Supporting Student Achievement by Centering Families
When Isabella’s mother joined Rocketship as a founding family member, she was already deeply committed to her children’s education, with her older son enrolled first and now thriving in high school. Manager of Family Advocacy, Elsy Villafuentes, had met the family through her work in Head Start and recruited them to join the Rocketship community. Now, Isabella was enrolled as a thriving kindergartener.
Despite battling kidney failure, Isabella’s mother worked two jobs to support her family as a single mother. She was initially placed on the kidney transplant list—until her immigration status forced her removal from the list, a devastating blow for their family.
The call came on September 30th. Isabella’s grandmother reached out to Elsy with heartbreaking news: her daughter had suffered a series of strokes and was declared brain dead. In those final moments of consciousness, the mother had made a specific request of her mother, knowing that she would need assistance: “Get Elsy to help you.”

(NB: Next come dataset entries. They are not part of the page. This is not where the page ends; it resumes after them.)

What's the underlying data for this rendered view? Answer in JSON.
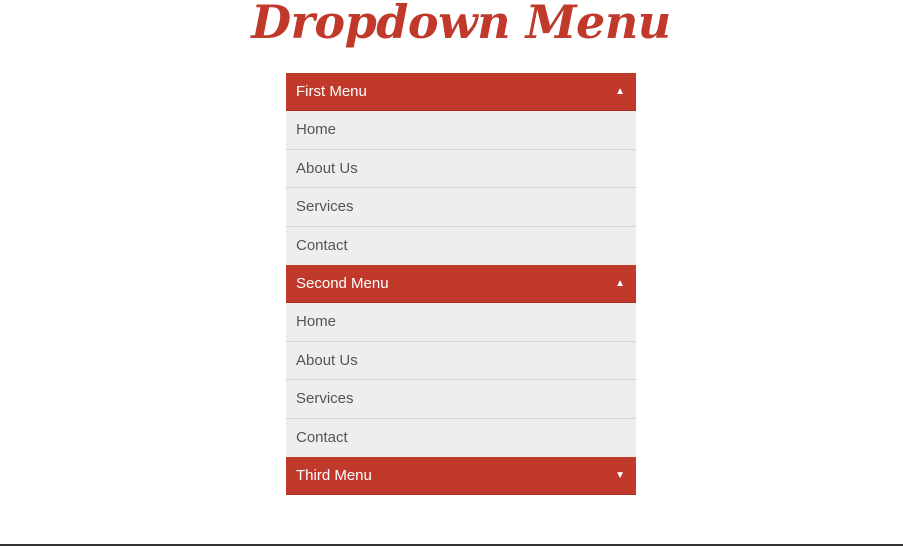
{
  "page": {
    "title": "Dropdown Menu"
  },
  "colors": {
    "accent": "#c0392b",
    "item_background": "#eeeeee",
    "item_text": "#555555"
  },
  "menus": [
    {
      "label": "First Menu",
      "expanded": true,
      "arrow_icon": "triangle-up-icon",
      "arrow_glyph": "▲",
      "items": [
        {
          "label": "Home"
        },
        {
          "label": "About Us"
        },
        {
          "label": "Services"
        },
        {
          "label": "Contact"
        }
      ]
    },
    {
      "label": "Second Menu",
      "expanded": true,
      "arrow_icon": "triangle-up-icon",
      "arrow_glyph": "▲",
      "items": [
        {
          "label": "Home"
        },
        {
          "label": "About Us"
        },
        {
          "label": "Services"
        },
        {
          "label": "Contact"
        }
      ]
    },
    {
      "label": "Third Menu",
      "expanded": false,
      "arrow_icon": "triangle-down-icon",
      "arrow_glyph": "▼",
      "items": []
    }
  ]
}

Elsy immediately sprang into action, drawing on her 18 years of experience supporting families as a social worker across Milwaukee, visiting the family in the hospital while Isabella’s mother remained on life support.
With the support of their doctors, the grandparents made the courageous decision to let their daughter go on October 4th. What followed demonstrated the transformative power of Rocketship’s family-centered approach. The family faced overwhelming challenges: funeral costs, childcare arrangements, and the complex legal maze of guardianship for undocumented immigrants.
Elsy helped the family access the mother’s life insurance policy, connected them with Milwaukee County’s burial assistance program, and organized a GoFundMe campaign, reducing funeral costs to just $150 for a small but dignified service.
As the family bravely moved forward, the greater challenge arose in helping Isabella’s grandparents secure guardianship: despite having work permits, they were told they needed a U.S. citizen as a guardian or backup guardian.
Without a legal guardian, Isabella couldn’t access medical insurance. Elsy navigated this bureaucratic nightmare while providing support to the grieving child and grandparents. She connected the family with Sixteenth Street Community Health Centers for therapy services while helping them assemble legal support.
The legal challenges seemed insurmountable: one attorney quoted $8,000 for guardianship proceedings—an impossible expense for this family. Elsy orchestrated a team of pro bono legal support. She completed the initial paperwork herself and leveraged her connections for legal review and ongoing support through Kids Matter, a Catholic Charities immigration lawyer, and Wisconsin Legal Aid.
Together, they navigated the complex process and pushed for a Zoom hearing to avoid the courthouse ICE presence. Their hearing is scheduled for August 2025, and we expect that the grandparents will be made Isabella’s legal guardians.
Throughout this ordeal, Isabella showed remarkable resilience. Elsy reports that she never wanted to miss school, finding comfort in the love and sense of home Rocketship provided. The school community rallied around her, with many mothers offering extra support after learning of the family’s loss.
This story illustrates Rocketship’s philosophy: supporting student achievement involves supporting families. Whether connecting families to mental health services or organizing support groups, Rocketship knows that transformational relationships create lasting change.
As Elsy explains, “We don’t want to just send families a number and say ‘call them.’ We want to build transformational relationships.” While Isabella’s story is an extraordinary example, it exemplifies how Rocketship consistently goes above and beyond to support its students. Rocketship’s holistic approach creates a comprehensive safety net to help families overcome any challenge while keeping education at the center of their children’s bright futures.